Sean Gallagher of Ars Technica reports (“WannaCry? Hundreds of US schools still haven’t patched servers“) that two years after Microsoft published security patches to address the issue hundreds of U.S. K-12 schools still haven’t fixed vulnerabilities at the root of WannaCry ransomware and its variants. From the story:
“There are hundreds of thousands of Internet-connected Windows systems in the United States that still appear to be vulnerable to an exploit of Microsoft Windows’ Server Message Block version 1 (SMB v. 1) file sharing protocol, despite repeated public warnings to patch systems following the worldwide outbreak of the WannaCry cryptographic malware two years ago. And based on data from the Shodan search engine and other public sources, hundreds of them—if not thousands—are servers in use at US public school systems.”
“Furthermore, the fact that these systems remain unpatched a full two years after WannaCry—and after Microsoft pushed out emergency patches for even no-longer-supported operating systems—raises the question as to what other critical security patches these organizations didn’t patch.”
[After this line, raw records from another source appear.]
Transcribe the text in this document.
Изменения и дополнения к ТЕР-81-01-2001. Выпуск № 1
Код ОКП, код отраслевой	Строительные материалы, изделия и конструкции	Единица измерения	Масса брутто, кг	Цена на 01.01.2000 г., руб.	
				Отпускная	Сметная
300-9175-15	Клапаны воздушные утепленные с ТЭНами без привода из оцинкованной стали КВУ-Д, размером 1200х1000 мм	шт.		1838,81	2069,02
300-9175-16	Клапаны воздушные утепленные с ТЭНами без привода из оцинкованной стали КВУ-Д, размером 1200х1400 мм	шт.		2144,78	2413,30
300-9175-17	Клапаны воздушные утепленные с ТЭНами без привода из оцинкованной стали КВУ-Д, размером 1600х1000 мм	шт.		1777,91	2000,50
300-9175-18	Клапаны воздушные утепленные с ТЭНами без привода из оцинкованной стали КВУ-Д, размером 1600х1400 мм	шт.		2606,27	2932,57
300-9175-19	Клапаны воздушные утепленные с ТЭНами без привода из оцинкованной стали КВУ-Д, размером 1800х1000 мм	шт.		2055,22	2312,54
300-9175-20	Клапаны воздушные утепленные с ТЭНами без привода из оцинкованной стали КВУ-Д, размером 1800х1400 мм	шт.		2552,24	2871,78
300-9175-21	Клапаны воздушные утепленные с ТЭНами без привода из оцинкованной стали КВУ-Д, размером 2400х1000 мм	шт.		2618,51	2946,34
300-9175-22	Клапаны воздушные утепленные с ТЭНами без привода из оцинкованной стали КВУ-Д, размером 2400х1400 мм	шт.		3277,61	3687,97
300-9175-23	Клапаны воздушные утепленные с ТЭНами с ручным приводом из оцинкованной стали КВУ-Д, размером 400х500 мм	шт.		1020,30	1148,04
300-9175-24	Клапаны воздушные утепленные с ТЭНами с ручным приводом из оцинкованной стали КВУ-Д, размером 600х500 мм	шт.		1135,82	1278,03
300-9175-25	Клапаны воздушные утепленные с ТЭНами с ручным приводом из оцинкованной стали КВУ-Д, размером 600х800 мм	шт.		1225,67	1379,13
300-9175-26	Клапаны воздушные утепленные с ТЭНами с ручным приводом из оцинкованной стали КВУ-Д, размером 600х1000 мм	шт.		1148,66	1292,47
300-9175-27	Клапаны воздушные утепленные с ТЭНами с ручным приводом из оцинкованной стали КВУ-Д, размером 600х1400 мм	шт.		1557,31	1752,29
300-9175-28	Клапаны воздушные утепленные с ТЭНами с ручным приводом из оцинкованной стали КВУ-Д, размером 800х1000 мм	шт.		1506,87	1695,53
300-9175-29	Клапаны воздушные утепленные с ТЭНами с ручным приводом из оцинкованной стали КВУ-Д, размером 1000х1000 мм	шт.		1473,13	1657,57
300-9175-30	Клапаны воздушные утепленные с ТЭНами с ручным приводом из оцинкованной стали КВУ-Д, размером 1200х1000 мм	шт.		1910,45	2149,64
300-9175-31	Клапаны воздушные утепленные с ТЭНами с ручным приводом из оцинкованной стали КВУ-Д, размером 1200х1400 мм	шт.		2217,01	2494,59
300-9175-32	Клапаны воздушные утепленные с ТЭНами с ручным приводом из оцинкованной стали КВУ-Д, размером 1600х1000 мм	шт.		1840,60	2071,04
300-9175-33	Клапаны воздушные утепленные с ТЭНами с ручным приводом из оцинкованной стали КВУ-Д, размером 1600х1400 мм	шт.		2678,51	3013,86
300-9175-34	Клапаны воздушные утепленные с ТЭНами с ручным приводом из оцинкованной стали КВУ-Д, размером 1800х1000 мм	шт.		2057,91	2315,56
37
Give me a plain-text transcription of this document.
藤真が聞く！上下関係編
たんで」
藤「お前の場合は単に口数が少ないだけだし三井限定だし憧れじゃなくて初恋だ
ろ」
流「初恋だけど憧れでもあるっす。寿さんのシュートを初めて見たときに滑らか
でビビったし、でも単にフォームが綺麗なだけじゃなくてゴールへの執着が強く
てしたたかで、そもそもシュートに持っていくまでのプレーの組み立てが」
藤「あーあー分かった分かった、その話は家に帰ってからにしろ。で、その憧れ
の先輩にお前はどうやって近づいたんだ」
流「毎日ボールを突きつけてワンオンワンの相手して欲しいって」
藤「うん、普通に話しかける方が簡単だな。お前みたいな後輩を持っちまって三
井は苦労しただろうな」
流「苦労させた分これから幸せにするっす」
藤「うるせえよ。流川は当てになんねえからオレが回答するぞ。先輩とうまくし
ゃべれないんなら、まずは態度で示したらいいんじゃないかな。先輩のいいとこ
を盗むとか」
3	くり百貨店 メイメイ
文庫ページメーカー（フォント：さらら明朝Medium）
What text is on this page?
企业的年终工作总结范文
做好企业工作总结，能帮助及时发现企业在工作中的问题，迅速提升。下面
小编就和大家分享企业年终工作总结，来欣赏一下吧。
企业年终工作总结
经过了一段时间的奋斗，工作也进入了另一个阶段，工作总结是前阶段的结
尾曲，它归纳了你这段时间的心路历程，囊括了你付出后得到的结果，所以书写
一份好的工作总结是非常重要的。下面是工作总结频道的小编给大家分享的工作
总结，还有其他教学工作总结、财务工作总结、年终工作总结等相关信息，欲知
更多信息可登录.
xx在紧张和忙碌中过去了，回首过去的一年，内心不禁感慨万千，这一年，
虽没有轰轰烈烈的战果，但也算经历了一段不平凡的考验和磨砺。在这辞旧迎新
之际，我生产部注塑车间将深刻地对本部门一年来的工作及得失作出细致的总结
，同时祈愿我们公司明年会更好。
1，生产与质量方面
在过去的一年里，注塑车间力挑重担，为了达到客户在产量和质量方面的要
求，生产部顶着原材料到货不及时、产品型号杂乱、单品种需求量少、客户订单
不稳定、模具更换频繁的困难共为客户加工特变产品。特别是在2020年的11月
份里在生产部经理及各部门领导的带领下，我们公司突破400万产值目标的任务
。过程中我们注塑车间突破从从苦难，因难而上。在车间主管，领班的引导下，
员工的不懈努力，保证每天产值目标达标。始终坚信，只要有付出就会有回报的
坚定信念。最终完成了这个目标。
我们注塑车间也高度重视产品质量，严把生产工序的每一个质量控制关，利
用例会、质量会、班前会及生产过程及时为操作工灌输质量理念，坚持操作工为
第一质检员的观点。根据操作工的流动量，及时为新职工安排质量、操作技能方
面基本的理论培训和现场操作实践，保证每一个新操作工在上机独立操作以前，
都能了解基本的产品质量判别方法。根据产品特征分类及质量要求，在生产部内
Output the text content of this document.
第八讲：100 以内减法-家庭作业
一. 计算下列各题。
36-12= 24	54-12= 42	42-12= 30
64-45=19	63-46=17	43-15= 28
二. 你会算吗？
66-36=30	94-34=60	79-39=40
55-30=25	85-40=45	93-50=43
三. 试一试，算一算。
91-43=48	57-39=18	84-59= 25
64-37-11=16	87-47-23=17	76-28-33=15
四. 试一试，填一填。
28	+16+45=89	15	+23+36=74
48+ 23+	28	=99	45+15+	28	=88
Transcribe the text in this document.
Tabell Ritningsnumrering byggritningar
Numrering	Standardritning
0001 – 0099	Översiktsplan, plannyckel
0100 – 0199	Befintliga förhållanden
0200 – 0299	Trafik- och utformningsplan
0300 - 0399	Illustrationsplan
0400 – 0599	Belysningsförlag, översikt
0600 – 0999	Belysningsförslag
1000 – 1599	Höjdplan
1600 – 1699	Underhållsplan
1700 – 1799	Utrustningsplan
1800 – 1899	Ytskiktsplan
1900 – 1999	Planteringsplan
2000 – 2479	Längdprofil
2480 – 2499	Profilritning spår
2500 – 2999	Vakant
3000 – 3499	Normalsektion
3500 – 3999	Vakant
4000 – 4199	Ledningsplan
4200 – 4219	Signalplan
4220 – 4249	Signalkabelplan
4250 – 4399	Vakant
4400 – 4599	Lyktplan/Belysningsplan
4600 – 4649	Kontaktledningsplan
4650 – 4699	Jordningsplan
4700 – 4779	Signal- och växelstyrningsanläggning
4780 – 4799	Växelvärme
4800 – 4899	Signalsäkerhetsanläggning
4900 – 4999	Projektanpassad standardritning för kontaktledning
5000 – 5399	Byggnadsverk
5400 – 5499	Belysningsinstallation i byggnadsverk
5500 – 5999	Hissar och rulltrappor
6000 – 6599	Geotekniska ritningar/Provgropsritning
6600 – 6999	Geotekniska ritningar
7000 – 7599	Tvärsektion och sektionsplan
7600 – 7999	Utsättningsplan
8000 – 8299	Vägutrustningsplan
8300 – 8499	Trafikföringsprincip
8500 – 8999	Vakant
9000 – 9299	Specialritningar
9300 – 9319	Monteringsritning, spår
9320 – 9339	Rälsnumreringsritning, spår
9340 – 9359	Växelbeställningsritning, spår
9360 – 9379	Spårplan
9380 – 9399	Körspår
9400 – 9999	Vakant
Among the school districts running the exploitable Microsoft products, the Ars Technica article specifically calls out (and apparently attempted to contact):
- Baltimore County (MD) Public Schools
- Montebello (CA) Unified School District
- Fresno Unified (CA) School District
- The Washington (WA) School Information Processing Cooperative
- Cupertino (CA) Union School District
Less than half way through 2019, the K-12 Cyber Incident Map has already identified 13 incidents related to ransomware and malware outbreaks in school districts. Many of these could have been avoided if the security of school IT systems were maintained per the recommendations of their developers, including by installing freely available security patches.
There’s no time like the present to act if you suspect your district may be among those that remain vulnerable.